Nel quarto trimestre è così cresciuta, ma con meno vigore rispetto al periodo precedente, la dinamica positiva della disoccupazione. Nei primi tre mesi del 2016 le stime preliminari evidenziano un ulteriore miglioramento, in particolare fra i giovani Sul fronte della disoccupazione il miglioramento registrato nel terzo trimestre (-5,3% sul trimestre precedente) rallenta nel quarto, dove si registra in termini congiunturali solo una lieve flessione pari a -2,7 mila disoccupati (-0,1%). Il risultato è la sintesi di una diminuzione registrata per le donne (-27 mila), a fronte di un aumento per gli uomini (+24 mila), e deriva da un calo avvenuto nel Nord del Paese (-14,4 mila), contro una significativa crescita nel Mezzogiorno (+10,5 mila) e una più moderata nel Centro (+1,2 mila). Il tasso di disoccupazione destagionalizzato resta complessivamente stabile rispetto al trimestre precedente (11,5%), mentre si registra una diminuzione per quello giovanile pari a -0,7 punti percentuali (da 39,5% a 38,8%) – chiosa la nota.

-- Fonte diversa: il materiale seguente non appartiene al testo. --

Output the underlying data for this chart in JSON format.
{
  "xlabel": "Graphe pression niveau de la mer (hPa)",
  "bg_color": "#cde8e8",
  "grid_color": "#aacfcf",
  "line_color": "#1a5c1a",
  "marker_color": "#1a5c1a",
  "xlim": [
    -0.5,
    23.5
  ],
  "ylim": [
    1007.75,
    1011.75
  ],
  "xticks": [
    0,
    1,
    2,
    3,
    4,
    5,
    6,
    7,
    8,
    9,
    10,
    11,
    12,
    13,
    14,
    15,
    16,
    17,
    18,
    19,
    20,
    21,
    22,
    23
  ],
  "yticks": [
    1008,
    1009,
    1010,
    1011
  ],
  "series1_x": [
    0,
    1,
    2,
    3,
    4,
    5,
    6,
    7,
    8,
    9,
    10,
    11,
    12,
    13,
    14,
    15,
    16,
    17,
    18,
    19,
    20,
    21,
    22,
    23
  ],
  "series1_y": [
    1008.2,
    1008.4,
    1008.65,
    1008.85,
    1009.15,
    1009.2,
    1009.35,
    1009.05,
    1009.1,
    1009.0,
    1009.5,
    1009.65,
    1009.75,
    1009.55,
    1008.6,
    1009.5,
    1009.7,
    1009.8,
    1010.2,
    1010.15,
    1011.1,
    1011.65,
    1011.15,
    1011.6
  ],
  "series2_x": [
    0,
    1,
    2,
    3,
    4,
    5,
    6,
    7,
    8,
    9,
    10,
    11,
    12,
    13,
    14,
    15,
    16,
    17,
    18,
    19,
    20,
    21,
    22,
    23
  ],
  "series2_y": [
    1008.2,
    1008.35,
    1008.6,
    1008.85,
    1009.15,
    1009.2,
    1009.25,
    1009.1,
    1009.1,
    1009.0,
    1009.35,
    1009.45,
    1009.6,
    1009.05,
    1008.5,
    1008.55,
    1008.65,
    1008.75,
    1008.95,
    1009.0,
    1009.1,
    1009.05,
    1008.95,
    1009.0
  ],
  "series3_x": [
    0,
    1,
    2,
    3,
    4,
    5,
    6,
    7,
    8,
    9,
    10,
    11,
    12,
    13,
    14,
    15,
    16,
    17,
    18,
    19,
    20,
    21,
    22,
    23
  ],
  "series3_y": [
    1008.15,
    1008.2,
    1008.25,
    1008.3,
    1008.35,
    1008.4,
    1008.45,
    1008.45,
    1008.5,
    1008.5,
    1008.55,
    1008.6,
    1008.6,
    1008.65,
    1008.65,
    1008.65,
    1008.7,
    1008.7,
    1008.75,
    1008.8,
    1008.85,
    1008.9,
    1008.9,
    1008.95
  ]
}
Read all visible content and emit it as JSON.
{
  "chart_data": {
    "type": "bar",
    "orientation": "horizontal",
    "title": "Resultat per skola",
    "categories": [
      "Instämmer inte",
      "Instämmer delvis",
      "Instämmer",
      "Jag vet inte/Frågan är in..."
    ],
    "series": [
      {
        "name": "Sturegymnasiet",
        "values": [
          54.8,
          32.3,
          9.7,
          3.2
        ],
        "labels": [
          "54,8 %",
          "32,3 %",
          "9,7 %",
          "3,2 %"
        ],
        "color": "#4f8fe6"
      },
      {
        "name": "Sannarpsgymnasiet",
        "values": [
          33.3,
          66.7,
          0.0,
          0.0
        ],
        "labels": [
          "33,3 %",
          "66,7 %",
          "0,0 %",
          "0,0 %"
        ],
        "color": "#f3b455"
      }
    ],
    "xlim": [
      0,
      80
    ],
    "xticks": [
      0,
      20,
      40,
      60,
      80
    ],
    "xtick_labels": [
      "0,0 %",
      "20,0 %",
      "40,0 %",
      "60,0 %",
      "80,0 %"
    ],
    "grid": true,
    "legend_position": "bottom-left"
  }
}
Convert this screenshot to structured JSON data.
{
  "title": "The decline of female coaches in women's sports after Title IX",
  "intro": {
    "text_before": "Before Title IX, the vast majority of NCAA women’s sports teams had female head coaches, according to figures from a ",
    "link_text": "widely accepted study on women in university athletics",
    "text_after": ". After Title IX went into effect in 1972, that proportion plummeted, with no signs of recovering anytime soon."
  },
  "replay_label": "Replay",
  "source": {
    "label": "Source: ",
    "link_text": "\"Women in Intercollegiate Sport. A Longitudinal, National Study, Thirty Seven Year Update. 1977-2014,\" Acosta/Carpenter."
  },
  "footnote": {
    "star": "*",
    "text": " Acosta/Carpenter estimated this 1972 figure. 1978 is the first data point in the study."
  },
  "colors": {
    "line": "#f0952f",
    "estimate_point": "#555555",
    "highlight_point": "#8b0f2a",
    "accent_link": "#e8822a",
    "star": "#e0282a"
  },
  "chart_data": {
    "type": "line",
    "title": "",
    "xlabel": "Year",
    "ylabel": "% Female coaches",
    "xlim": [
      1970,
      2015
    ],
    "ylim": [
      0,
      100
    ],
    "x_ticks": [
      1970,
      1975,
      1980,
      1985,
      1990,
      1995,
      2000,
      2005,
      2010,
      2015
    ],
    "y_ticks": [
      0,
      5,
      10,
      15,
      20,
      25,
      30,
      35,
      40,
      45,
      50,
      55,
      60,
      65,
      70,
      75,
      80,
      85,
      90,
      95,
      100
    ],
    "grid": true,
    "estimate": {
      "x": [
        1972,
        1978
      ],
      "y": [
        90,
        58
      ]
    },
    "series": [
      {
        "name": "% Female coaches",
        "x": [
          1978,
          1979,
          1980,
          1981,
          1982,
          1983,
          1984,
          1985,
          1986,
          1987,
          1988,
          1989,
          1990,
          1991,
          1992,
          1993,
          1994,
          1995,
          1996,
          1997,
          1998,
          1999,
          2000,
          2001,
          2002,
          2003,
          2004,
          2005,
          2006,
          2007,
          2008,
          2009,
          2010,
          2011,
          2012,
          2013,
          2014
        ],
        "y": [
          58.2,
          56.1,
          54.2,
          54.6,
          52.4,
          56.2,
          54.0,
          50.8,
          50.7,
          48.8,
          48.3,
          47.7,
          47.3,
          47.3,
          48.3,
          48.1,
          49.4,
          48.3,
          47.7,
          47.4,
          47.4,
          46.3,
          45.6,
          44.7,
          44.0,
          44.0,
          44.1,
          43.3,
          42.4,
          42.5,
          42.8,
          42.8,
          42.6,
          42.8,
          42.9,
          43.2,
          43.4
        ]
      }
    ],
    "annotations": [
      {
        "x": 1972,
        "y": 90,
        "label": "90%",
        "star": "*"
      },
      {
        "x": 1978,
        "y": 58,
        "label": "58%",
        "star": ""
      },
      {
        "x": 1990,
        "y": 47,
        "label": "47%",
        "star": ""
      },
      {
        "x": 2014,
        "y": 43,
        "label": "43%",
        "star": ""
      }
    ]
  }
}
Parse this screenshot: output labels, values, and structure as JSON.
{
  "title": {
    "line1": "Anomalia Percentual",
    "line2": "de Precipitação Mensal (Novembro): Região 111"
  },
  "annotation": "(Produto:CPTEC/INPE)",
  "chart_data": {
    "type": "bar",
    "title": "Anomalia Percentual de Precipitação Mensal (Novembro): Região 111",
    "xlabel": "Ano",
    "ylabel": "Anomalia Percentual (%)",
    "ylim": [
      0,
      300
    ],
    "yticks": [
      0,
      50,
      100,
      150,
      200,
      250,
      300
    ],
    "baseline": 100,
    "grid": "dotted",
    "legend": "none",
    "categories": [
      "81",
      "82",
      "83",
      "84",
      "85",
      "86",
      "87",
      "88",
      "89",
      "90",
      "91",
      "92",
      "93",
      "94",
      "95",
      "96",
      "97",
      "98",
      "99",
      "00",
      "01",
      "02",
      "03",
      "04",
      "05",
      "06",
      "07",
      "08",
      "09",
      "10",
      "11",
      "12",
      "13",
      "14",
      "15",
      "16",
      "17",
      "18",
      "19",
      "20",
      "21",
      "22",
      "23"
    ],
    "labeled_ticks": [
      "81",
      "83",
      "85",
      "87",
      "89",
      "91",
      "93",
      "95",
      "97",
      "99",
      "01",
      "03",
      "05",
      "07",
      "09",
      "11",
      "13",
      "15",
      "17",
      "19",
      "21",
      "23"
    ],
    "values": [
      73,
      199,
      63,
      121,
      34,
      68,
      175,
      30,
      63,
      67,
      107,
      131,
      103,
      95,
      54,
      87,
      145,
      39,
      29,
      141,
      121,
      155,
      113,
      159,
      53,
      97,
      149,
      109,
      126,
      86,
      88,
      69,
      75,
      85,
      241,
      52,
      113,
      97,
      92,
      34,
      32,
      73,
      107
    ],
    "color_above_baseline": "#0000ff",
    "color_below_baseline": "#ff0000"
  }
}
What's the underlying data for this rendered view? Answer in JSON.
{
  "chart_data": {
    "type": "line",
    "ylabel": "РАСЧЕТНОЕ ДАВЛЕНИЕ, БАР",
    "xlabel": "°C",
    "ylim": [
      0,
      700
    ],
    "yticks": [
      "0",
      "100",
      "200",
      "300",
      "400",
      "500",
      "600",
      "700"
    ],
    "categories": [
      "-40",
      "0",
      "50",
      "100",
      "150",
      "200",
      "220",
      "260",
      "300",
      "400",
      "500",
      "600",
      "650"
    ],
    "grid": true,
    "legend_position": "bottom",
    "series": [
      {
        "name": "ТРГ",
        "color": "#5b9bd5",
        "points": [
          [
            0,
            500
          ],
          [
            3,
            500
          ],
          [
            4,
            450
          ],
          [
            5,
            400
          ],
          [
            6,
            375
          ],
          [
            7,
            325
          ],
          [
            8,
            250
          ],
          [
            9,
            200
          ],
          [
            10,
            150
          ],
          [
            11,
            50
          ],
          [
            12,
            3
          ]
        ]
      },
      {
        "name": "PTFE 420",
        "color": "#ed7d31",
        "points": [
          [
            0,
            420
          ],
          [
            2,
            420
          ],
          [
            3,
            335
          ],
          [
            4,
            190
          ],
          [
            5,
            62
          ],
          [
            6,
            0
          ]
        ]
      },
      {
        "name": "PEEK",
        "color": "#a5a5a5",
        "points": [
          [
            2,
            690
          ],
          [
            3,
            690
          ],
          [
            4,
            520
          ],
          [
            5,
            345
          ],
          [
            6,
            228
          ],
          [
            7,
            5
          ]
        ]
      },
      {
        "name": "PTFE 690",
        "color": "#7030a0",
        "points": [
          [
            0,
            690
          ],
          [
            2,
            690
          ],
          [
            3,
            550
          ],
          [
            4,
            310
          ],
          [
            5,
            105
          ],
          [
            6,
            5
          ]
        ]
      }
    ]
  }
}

Per quanto concerne infine l’analisi dei dati mensili provvisori destagionalizzati, viene osservato come vi sia stata una diminuzione del numero di disoccupati nel periodo gennaio – marzo 2016 rispetto agli ultimi tre mesi del 2015 ( 15 mila unità, pari a -0,5%), in particolare fra i giovani (-32 mila, pari a -5,3%). L’analisi tendenziale evidenzia un calo di 366 mila disoccupati rispetto al quarto trimestre dell’anno precedente (pari al -10,7%), che riguarda maggiormente la componente femminile (-238 mila unità) e interessa tutte le ripartizioni territoriali.

Il tasso di disoccupazione scende all’11,9%, con una diminuzione di 1,3 punti percentuali su base annua, che coinvolge in misura superiore le donne (-1,9 p.p.) e il Mezzogiorno (-1,9 p.p.), seguito dal Centro (-1,6 p.p.). Nel quarto trimestre scende anche il tasso di disoccupazione dei giovani 15-24enni che passa in un anno da 43,3% a 40,0% (-3,3 p.p.).